Saturday, 26 September 2020

RATS Sequence

Today I turned 26109 days old and one of the properties of this number is that its a member of OEIS A114613:


A114613

Starting numbers for which the RATS sequence has eventual period 3.



The comments in the OEIS entry offered no explanation but there was a link to Eric Weisstein's World of Mathematics, RATS Sequence

A sequence produced by the instructions "reverse, add to the original, then sort the digits." For example, after 668, the next iteration is given by

668+866=1534

so the next term is 1345.

Applied to 1, the sequence gives: 

1, 2, 4, 8, 16, 77, 145, 668, 1345, 6677, 13444, 55778, 133345, 666677, 1333444, 5567777, 12333445, 66666677, 133333444, 556667777, 1233334444, 5566667777, 12333334444, 55666667777, 123333334444, 556666667777, 1233333334444, ... (OEIS A004000).

Conway conjectured that an initial number leads to a divergent period-two pattern (such as the above in which the numbers of threes and sixes in the middles of alternate terms steadily increase) or to a cycle (Guy 2004, p. 404).

The lengths of the cycles obtained by starting with \(n\)= 1, 2, ... are 0, 0, 8, 0, 0, 8, 0, 0, 2, 0, ... (OEIS A114611), where a 0 indicates that the sequence diverges.

The following table summarizes the first few values of \(n\) leading to a period of length \(k\). There are no other periods of length 50 or less for \(n \leq 5 \times 10^7\).

 (E. W. Weisstein, Dec. 19, 2005). 

\(k\)OEIS\(n\) with period \(k\)
inftyA001651  1, 2, 4, 5, 7, 8, 10, 11, 13, 14, 16, 17, 19, 20, ...
2A1146129, 18, 27, 36, 45, 54, 63, 69, 72, 78, 81, 87, 90, 96, ...
3A11461320169, 20709, 21159, 22149, 23139, 24129, 25119, 26109, ...
8A1146143, 6, 12, 15, 21, 24, 30, 33, 39, 42, 48, 51, 57, 60, 66, ...
14A1146156999, 7089, 7179, 7269, 7359, 7449, 7539, 7629, ...
18A11461629, 38, 47, 49, 56, 58, 65, 67, 74, 76, 83, 85, 92, 94, ...

In the case of 26109, it can seen from the following SageMath code that the instructions do indeed lead to a period with length 3 (permalink):

number=26109
L=[number]
while len(L)==Set(L).cardinality():
    N=number.digits()
    reversal=0
    for n in range(0, len(N)):
        reversal+=N[n]*10^(len(N)-n-1)
    number=number+reversal
    D=sorted(number.digits())
    index, number=0,0
    for d in D:
        number+=d*10^(len(D)-index-1)
        index+=1
    L.append(number)
print(L)

[26109, 111267, 337788, 1122255, 4446666, 1111113, 2222244, 4446666]

Here is a little more background surrounding this sequence, taken from this site:

Princeton mathematician John Horton Conway calls this the RATS sequence (for “reverse, add, then sort”) and in 1989 conjectured that no matter what number you start with (in base 10), you’ll either enter the divergent pattern above or find yourself in some cycle. Conway’s colleague at Princeton, Curt McMullen, showed that the conjecture is true for all numbers less than a hundred million, and himself conjectured that every RATS sequence in bases smaller than 10 is eventually periodic. Are they right? So far neither conjecture has been disproved. 
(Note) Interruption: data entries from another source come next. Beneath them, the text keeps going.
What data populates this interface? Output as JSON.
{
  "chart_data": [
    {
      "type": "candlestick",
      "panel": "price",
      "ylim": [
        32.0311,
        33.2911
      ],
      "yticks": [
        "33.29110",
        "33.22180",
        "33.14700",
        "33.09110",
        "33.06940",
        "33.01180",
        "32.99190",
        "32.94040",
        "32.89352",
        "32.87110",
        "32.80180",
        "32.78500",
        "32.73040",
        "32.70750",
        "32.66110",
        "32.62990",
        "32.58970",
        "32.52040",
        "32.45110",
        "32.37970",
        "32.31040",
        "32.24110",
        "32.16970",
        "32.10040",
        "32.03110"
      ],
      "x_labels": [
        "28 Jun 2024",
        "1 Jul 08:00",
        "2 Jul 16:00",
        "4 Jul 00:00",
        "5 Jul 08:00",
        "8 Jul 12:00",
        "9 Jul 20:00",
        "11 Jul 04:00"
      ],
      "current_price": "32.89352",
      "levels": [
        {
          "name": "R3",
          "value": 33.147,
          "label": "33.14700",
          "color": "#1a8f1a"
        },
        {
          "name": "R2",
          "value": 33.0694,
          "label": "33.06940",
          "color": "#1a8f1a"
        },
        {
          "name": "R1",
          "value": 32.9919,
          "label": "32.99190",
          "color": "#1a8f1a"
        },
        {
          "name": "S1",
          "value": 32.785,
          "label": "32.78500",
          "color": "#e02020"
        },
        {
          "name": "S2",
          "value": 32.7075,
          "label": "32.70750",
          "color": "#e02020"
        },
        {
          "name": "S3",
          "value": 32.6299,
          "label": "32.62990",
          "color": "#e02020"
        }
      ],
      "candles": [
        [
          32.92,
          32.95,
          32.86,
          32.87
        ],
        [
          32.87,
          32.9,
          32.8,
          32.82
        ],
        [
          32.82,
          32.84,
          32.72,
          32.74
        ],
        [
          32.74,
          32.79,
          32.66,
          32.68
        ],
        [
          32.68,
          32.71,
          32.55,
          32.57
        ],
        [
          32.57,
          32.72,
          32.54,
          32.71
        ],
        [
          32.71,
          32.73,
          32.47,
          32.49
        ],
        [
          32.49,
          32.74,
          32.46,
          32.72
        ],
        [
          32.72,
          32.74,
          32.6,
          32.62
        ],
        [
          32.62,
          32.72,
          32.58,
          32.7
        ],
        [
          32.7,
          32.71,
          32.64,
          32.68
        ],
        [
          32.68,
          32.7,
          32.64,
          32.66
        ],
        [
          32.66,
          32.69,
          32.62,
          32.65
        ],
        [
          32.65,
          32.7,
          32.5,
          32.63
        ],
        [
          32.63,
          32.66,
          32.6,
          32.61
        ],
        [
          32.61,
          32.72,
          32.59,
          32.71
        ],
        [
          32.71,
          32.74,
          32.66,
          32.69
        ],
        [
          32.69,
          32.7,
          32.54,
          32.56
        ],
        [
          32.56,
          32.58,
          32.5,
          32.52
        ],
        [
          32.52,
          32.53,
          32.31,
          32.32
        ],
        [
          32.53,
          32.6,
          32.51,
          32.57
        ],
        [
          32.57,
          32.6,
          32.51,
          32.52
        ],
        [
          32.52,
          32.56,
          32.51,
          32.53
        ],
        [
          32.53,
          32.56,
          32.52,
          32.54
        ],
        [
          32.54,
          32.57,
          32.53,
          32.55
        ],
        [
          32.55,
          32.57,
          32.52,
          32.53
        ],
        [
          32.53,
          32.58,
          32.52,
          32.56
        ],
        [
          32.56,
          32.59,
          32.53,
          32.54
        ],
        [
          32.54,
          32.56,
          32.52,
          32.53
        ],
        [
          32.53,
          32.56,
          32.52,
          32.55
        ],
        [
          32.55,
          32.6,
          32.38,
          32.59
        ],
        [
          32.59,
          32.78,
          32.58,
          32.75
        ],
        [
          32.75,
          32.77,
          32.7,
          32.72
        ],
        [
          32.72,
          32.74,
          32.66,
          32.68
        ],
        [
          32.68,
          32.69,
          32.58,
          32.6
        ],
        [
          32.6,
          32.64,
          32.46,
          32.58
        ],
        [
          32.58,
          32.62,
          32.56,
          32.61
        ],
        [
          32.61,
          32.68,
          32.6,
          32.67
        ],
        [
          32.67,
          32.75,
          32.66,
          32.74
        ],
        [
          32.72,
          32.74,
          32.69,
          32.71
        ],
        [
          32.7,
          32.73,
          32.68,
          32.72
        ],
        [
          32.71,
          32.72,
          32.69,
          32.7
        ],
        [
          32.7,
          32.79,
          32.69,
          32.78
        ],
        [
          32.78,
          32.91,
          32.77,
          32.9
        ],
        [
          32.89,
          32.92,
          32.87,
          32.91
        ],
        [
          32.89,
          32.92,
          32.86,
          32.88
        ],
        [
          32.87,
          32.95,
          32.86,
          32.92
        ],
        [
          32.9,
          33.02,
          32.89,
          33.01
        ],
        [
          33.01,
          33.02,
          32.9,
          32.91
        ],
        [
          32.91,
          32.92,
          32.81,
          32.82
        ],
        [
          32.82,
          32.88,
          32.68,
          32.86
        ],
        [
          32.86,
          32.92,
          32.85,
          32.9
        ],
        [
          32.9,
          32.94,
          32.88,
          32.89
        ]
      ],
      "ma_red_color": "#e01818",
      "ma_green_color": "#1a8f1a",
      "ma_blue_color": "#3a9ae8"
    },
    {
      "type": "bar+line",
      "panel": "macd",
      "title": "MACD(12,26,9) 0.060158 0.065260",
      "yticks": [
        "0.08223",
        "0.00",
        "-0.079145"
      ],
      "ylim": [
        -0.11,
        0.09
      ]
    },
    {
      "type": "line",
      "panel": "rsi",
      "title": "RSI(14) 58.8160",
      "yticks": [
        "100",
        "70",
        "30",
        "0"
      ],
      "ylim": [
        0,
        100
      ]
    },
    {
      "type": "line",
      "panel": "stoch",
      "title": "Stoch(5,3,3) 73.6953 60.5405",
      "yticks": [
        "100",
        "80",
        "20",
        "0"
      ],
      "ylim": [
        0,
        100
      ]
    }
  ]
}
There seems to be however, another version of the RATS sequence with members generated using the following rule:

Write down an integer. Remove any zeros and sort the digits in increasing order. Now add this number to its reversal to produce a new number, and perform the same operations on that and so on. Source.

Applying this to 26109, we see that it does produce a loop but its period is 2 (1170 --> 828 --> 1170) not 3 (4446666 --> 1111113 --> 2222244 --> 4446666) as was the case with our original steps:

26109 —> 2619 —> 1269 —> 1269 + 9621 —> 10890

10890 —> 189 —> 189 + 981 —> 1170

1170 —> 117 —> 117 + 711 —> 828

828 —> 288 —> 288 + 882 —> 1170 

 The original instructions are more straightforward and don't require removal of any zeroes.